The Modern PCI Toolkit for In-Stent Restenosis in Multiple layers of Stent
Presenter
Shruti Singh, MD, The University of Texas Health Science Center at Houston, Houston, TX
Shruti Singh, MD, The University of Texas Health Science Center at Houston, Houston, TX
Keywords: Complex and High-risk Coronary Intervention (CHIP), Drug-coated Balloon (DCB), Imaging & Physiology and Intravascular Lithotripsy (IVL)
Title
The Modern PCI Toolkit for In-Stent Restenosis in Multiple layers of Stent
Introduction
This is a case that demonstrates the use of drug coated balloon (DCB) for in-stent restenosis (ISR) to avoid addition of more layers of stents. More importantly, this case showcases use of various plaque modification tools to prepare and modify the lesion prior to the use of DCB.
Clinical Case
Patient is a 69-year-old man with a history of coronary artery disease, coronary artery bypass graft surgery (LIMA-LAD, RIMA-RCA, SVG-D1, SVG-OM), multiple PCIs (most recently PCI or the proximal RCA), ischemic cardiomyopathy, who presented with worsening exertional chest pain requiring sublingual nitroglycerin for relief. Cardiac PET revealed stress induced ischemia in the anterolateral, inferolateral, anteroseptal and apical distribution. Patient underwent coronary angiography which revealed moderate-severe ISR of the mid circumflex (3 layers of prior stents) and OM1 branch (1 layer of stent). FFR of the distal OM1 was 0.56, and IVUS showed under-expanded prior stents with areas of focal calcific stenosis. The lesion was modified with a 3.0 non-compliant balloon, followed by 3.0 Shockwave intravascular lithotripsy. A residual under-expanded lesion in the mid left circumflex was modified with a 3.0 Wolverine cutting balloon. Repeat FFR of the distal OM1 was 0.90. Repeat angioplasty with a 3.5 NC balloon was performed, and IVUS revealed adequately prepped lesion and improved expansion of the prior stents.
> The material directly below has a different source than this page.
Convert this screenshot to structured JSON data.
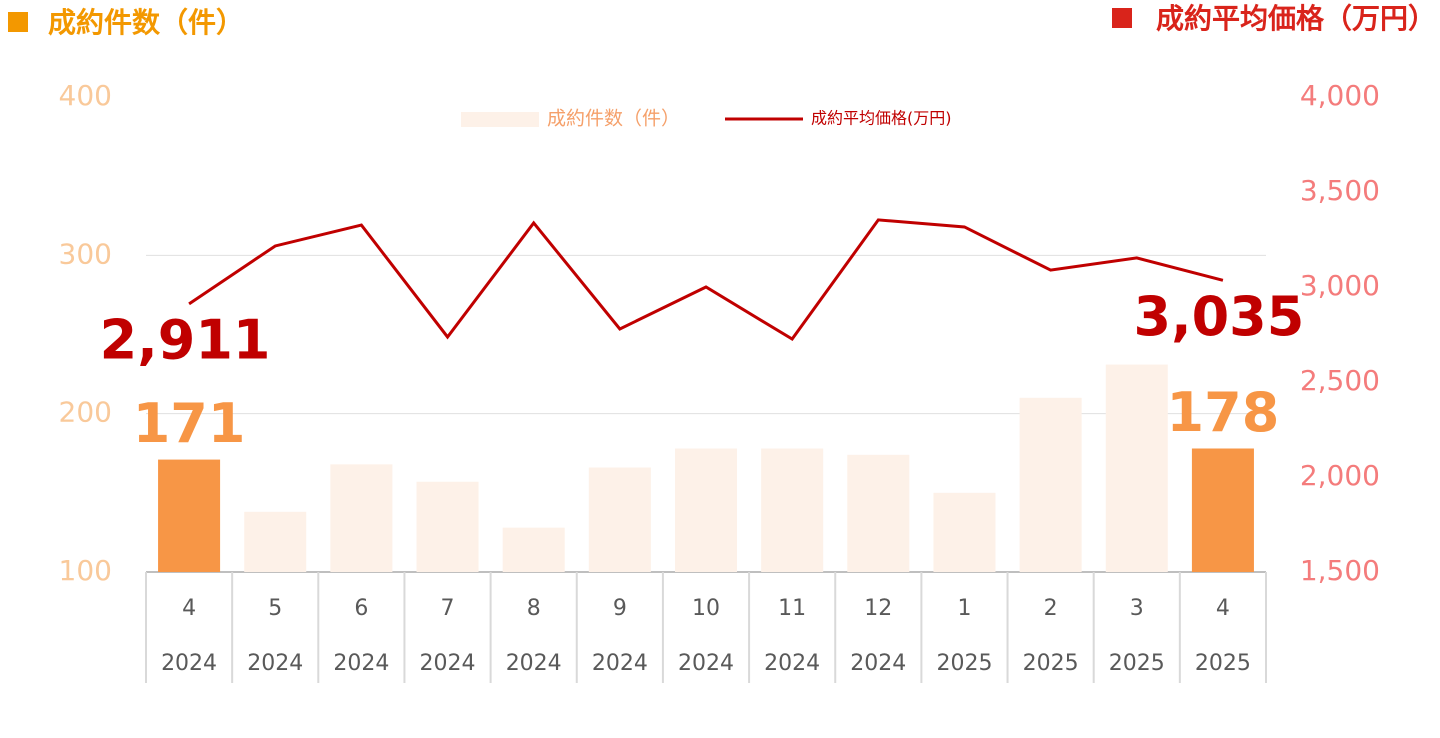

Finally, a 3.5 x 30 mm Agent DCB was used to treat the distal OM1, and a 4.0 x 30 mm Agent DCB was used to treat the proximal left circumflex. Improved flow from OM1 collaterals to diagonal artery was noted.
Discussion
In-stent restenosis is common in patients with prior stents despite use of newer generation stents. Treatment of ISR involves first understanding the underlying causal mechanism using intravascular imaging. Depending on the mechanism of ISR, the treatment of can vary per patient. We show a case of ISR where successful treatment involved use of various different treatment modalities and tools to achieve the best results.